Beloved tells the story of a formerly enslaved family whose home is haunted by a malevolent spirit. The titular character, Beloved, "had two dreams: exploding and being swallowed." Morrison again uses the cannibal trope to characterize the exploitation and inner exploration of slavery.

South American Literature 
"Tender is the Flesh" is a 2017 Argentinian dystopian novel written by Agustina Bazterrica focusing on a society which consumes human flesh instead of animal flesh as a satire on capitalism.

African Literature

Asian Literature 
In "Romance of the Three Kingdoms", Xiahou Dun engages in autocannibalism when he is shot in the eye in a show of bravery and filial piety towards his parents. Additionally, while Liu Bei is traveling, he takes shelter with a hunter overnight. The hunter is unable to hunt any animals to feed him, and murders his own wife so that the visiting warlord might have meat. This pleases Cao Cao when he hears of it, and the hunter is rewarded. This showed the Confucian values of being filial and of respecting those of a higher rank than oneself, along with the lack of value women had at the time.

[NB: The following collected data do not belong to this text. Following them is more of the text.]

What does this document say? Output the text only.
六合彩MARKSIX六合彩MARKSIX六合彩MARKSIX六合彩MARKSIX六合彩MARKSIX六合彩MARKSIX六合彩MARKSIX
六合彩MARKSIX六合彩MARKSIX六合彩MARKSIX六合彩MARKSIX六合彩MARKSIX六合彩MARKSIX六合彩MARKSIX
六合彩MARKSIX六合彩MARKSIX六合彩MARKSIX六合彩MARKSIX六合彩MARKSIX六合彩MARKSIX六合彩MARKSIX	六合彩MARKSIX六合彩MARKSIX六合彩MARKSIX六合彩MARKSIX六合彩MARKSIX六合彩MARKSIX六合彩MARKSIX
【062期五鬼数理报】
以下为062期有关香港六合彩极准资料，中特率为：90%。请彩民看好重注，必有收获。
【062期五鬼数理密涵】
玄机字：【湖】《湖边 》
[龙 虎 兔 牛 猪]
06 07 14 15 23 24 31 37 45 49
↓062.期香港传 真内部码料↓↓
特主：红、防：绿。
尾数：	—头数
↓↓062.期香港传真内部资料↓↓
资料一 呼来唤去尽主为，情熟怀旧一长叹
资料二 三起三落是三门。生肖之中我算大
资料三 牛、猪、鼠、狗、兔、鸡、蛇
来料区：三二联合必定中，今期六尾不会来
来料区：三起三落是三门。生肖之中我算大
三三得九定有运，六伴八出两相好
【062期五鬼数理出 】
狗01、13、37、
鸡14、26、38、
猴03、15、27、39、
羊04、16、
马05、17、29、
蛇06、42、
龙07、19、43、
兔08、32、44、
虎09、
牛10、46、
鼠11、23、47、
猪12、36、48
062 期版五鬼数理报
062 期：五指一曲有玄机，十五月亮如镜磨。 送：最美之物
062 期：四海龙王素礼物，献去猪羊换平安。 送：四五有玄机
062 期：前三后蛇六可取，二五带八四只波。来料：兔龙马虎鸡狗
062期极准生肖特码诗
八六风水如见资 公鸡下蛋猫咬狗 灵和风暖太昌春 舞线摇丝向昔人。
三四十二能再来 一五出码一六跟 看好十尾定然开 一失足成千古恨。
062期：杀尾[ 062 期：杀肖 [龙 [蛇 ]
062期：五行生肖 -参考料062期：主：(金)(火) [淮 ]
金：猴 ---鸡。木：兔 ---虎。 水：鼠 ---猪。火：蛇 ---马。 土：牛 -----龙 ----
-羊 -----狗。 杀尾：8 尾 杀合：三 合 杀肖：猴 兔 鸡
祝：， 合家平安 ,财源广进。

In Ming and Qing dynasty literature, filial children engage in the practice of "gegu" or cutting of their own flesh and feeding it to their parents in order to extend the lifespan of their parents.

"Diary of a Madman" is a 1918 short story written by Lu Xun, credited as the first Chinese modern short story. It concerns a "madman" who begins to see "cannibalism" in his community, his family, and ultimately between the lines of Confucian text. The use of cannibalism becomes the catalyst of satire and critique of Chinese society's dependence on Confucian idealism. An effect of this idealism, to Lu Xun, was the cannibalizing of the family.